After examining the bounds of her forest and the meadows purchased by her husband, Veronique returned toward the outlet of the Gabou, but slowly. She then saw Farrabesche gazing into a sort of ditch which looked like one a speculator might have dug into this desolate corner of the earth expecting Nature to give up some hidden treasure.

“What is the matter?” asked Veronique, noticing on that manly face an expression of deep sadness.

“Madame, I owe my life to that ditch; or rather, to speak more correctly, I owe to it time for repentance, time to redeem my sins in the eyes of men.”

This method of explaining life so affected Madame Graslin that she stopped her horse on the brink of the ditch.

“I was hiding there, madame. The ground is so resonant that when my ear was against it I could hear the horses of the gendarmerie, or even the footsteps of the soldiers, which are always peculiar.
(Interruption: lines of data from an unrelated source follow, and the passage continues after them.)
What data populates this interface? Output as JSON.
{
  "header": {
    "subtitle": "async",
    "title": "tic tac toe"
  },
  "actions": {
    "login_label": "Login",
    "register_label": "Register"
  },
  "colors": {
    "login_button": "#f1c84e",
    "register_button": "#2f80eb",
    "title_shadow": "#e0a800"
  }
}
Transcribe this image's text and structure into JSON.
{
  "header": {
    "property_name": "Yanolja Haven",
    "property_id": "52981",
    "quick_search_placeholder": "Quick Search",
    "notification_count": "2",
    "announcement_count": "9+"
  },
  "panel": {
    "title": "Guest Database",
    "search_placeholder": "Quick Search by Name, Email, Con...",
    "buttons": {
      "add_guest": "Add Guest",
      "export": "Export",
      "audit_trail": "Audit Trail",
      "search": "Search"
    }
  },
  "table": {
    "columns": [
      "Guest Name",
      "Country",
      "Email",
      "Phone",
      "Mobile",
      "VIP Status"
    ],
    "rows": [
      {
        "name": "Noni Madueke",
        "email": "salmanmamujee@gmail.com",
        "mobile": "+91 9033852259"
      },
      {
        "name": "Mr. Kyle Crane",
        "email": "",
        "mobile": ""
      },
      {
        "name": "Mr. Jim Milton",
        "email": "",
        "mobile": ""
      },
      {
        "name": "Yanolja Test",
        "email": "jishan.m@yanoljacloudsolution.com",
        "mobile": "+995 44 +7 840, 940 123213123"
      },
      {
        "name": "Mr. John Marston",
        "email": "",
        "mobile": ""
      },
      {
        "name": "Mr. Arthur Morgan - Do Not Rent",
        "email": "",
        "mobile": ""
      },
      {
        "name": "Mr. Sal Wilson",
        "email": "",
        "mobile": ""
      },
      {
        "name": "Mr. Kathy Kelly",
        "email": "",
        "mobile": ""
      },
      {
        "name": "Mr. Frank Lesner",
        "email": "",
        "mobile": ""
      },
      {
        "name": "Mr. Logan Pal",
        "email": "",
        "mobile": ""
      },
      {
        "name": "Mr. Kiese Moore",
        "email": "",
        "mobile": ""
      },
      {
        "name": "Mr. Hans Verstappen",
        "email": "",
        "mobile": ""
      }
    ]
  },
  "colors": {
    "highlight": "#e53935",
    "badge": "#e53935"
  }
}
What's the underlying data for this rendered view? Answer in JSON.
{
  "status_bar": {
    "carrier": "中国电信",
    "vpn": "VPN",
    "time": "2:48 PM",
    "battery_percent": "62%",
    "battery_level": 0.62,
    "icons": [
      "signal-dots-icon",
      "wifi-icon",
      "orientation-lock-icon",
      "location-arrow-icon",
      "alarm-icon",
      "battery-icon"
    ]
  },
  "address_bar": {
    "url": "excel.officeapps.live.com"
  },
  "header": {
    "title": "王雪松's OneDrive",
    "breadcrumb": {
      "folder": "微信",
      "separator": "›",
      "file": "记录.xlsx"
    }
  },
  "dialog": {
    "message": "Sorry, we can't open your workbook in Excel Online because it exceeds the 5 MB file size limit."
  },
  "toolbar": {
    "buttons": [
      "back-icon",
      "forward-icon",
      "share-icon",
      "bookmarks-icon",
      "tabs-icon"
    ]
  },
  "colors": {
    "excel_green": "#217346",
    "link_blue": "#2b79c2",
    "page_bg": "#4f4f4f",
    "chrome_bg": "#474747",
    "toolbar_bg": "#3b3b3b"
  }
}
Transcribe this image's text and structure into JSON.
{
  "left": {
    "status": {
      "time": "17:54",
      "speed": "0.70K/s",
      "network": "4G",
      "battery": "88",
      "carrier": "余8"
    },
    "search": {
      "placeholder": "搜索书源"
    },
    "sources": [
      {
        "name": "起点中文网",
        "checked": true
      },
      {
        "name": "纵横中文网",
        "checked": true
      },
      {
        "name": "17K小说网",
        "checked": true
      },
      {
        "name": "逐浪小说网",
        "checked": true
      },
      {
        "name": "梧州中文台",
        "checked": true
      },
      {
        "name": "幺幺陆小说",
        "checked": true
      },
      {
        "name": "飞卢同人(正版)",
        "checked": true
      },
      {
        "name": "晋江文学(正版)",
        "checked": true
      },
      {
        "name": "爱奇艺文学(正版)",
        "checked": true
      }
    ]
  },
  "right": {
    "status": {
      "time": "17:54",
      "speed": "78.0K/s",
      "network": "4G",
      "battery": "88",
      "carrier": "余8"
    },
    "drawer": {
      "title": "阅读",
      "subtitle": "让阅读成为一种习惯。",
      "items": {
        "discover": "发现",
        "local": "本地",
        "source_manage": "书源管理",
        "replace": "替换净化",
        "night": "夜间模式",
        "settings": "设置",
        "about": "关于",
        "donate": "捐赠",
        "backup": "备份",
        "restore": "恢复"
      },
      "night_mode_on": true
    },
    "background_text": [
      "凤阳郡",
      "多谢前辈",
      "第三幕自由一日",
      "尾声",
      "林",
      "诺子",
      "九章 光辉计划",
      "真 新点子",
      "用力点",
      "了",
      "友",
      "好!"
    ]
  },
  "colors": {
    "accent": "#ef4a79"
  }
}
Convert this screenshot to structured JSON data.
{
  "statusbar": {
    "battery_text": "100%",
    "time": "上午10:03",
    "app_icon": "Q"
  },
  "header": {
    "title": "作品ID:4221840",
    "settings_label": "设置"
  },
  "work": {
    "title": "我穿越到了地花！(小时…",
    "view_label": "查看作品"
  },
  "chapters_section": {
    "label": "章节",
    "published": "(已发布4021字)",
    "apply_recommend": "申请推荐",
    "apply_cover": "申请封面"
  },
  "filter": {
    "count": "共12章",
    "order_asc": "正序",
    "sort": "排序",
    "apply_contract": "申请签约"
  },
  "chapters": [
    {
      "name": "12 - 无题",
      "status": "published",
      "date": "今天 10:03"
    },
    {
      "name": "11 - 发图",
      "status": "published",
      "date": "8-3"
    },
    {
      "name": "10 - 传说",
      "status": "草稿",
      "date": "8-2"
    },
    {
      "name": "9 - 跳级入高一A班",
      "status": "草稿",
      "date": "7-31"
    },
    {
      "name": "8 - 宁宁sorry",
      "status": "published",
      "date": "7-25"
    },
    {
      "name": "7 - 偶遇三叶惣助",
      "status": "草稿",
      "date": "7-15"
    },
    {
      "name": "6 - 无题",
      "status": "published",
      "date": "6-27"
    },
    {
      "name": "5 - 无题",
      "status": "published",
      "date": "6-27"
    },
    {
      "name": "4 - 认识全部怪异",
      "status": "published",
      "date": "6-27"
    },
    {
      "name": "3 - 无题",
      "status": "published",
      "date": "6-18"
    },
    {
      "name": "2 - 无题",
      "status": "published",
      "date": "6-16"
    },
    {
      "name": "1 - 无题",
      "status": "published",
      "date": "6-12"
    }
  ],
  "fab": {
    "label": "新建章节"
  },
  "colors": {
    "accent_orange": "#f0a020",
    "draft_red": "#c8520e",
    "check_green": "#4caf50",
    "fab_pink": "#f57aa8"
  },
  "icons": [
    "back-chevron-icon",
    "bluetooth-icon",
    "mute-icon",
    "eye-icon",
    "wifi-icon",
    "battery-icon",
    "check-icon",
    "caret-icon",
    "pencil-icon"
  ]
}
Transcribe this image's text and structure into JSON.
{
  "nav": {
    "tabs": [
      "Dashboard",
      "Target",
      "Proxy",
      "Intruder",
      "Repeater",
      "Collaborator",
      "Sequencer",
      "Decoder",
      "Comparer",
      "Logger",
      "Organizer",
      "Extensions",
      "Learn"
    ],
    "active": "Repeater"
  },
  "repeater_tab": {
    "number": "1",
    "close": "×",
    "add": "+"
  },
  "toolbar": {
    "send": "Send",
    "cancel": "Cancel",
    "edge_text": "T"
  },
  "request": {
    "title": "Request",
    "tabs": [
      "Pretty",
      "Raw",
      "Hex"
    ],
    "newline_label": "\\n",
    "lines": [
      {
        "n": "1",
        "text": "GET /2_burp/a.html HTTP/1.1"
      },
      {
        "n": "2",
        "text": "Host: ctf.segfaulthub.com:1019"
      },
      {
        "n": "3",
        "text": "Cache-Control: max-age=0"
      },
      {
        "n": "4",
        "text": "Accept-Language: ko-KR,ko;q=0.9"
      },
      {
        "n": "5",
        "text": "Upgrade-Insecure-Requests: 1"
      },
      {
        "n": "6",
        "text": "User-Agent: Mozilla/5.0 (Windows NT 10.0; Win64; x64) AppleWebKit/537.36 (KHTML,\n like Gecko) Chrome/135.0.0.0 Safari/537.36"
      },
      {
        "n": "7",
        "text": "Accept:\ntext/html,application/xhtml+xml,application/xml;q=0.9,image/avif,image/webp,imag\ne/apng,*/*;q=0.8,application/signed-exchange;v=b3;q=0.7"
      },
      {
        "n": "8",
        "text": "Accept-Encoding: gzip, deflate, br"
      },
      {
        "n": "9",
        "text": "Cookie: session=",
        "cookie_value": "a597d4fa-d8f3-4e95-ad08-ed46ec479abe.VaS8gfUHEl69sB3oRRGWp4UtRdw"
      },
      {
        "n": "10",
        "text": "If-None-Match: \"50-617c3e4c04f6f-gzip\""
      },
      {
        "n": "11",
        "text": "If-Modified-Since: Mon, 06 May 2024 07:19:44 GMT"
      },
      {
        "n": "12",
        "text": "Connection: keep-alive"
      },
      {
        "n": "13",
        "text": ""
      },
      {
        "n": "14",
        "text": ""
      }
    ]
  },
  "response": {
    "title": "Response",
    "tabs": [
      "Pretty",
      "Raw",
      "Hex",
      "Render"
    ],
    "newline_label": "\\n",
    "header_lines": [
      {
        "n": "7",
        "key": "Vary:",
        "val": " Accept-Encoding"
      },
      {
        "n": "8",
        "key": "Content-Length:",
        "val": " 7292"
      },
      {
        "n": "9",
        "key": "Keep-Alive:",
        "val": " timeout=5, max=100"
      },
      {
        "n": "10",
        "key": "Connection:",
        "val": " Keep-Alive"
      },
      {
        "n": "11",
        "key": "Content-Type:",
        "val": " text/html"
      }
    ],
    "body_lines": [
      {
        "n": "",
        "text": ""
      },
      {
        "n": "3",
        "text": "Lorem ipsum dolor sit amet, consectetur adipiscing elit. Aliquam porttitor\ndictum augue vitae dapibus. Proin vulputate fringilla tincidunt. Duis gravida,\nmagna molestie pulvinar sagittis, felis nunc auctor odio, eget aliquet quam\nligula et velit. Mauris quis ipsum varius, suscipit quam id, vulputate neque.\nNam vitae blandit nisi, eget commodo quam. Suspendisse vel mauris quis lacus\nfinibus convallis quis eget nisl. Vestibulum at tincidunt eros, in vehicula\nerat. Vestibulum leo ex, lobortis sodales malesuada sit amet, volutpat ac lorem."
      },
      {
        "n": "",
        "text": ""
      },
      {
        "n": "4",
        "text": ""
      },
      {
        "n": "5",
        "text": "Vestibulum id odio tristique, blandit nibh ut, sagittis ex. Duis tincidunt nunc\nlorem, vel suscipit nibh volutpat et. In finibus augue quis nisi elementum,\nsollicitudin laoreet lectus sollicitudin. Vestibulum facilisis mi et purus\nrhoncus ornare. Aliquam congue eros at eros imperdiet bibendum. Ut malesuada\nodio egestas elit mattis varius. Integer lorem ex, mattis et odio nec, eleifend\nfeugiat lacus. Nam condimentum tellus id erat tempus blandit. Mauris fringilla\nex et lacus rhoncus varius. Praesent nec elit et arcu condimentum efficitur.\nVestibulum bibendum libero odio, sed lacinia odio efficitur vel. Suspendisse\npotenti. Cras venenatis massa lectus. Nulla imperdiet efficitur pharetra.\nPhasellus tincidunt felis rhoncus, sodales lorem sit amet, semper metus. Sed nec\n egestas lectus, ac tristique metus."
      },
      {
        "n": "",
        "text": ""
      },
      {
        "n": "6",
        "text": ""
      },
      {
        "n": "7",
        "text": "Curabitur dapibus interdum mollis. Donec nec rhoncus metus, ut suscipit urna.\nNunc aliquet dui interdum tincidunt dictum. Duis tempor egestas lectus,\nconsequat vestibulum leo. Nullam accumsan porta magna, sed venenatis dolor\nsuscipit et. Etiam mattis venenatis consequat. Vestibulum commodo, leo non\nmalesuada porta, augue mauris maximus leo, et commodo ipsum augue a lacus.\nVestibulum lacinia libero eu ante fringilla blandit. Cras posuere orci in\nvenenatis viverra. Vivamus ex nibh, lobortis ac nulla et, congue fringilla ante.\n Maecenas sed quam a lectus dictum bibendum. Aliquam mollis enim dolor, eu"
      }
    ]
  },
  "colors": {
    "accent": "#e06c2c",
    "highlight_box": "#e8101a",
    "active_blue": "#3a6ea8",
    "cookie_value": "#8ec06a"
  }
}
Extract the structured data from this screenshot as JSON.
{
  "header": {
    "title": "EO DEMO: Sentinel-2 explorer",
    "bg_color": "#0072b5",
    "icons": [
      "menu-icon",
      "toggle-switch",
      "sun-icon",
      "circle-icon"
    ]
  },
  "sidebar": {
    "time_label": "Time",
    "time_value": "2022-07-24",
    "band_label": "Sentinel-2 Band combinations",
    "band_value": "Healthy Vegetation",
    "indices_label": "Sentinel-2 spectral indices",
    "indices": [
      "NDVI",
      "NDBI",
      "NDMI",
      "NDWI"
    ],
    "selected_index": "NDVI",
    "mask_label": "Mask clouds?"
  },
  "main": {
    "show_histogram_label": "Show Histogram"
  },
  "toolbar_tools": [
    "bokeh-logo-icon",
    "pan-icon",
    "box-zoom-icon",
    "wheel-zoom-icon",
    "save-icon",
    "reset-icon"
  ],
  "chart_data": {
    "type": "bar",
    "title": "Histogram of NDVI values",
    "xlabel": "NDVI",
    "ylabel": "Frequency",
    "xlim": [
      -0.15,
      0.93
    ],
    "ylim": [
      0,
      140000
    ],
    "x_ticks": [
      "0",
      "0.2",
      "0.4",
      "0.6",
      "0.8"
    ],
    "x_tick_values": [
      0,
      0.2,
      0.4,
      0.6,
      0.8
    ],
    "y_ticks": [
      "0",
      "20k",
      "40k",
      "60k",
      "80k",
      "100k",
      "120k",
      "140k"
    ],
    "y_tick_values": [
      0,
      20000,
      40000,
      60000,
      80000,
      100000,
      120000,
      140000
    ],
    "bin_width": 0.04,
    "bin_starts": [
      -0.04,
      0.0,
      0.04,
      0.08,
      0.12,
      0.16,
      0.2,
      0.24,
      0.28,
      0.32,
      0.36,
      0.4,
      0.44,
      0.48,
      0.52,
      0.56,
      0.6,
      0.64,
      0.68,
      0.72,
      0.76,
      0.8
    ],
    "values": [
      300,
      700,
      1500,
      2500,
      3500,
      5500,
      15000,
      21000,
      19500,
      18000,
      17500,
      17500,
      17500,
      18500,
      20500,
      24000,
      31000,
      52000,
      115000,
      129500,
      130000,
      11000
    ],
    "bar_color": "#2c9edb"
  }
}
That gave me time to escape up the Gabou to a place where I had a horse, and I always managed to put several miles between myself and my pursuers. Catherine used to bring me food during the night; if she did not find me I always found the bread and wine in a hole covered with a rock.”

This recollection of his wandering and criminal life, which might have injured Farrabesche with some persons, met with the most indulgent pity from Madame Graslin. She rode hastily on toward the Gabou, followed by her guide. While she measured with her eye this opening, through which could be seen the long valley, so smiling on one side, so ruined on the other, and at its lower end, a league away, the terraced hill-sides back of Montegnac, Farrabesche said:—

“There’ll be a famous rush of water in a few days.”

“And next year, on this day, not a drop shall flow there. Both sides belong to me, and I will build a dam solid enough and high enough to stop the freshet. Instead of a valley yielding nothing, I will have a lake twenty, thirty, forty feet deep over an extent of three or four miles,—an immense reservoir, which shall supply the flow of irrigation with which I will fertilize the plain of Montegnac.”

“Ah, madame! the rector was right, when he said to us as we finished our road, ‘You are working for a mother.’ May God shed his blessing on such an undertaking.”

“Say nothing about it, Farrabesche,” said Madame Graslin. “The idea was Monsieur Bonnet’s.”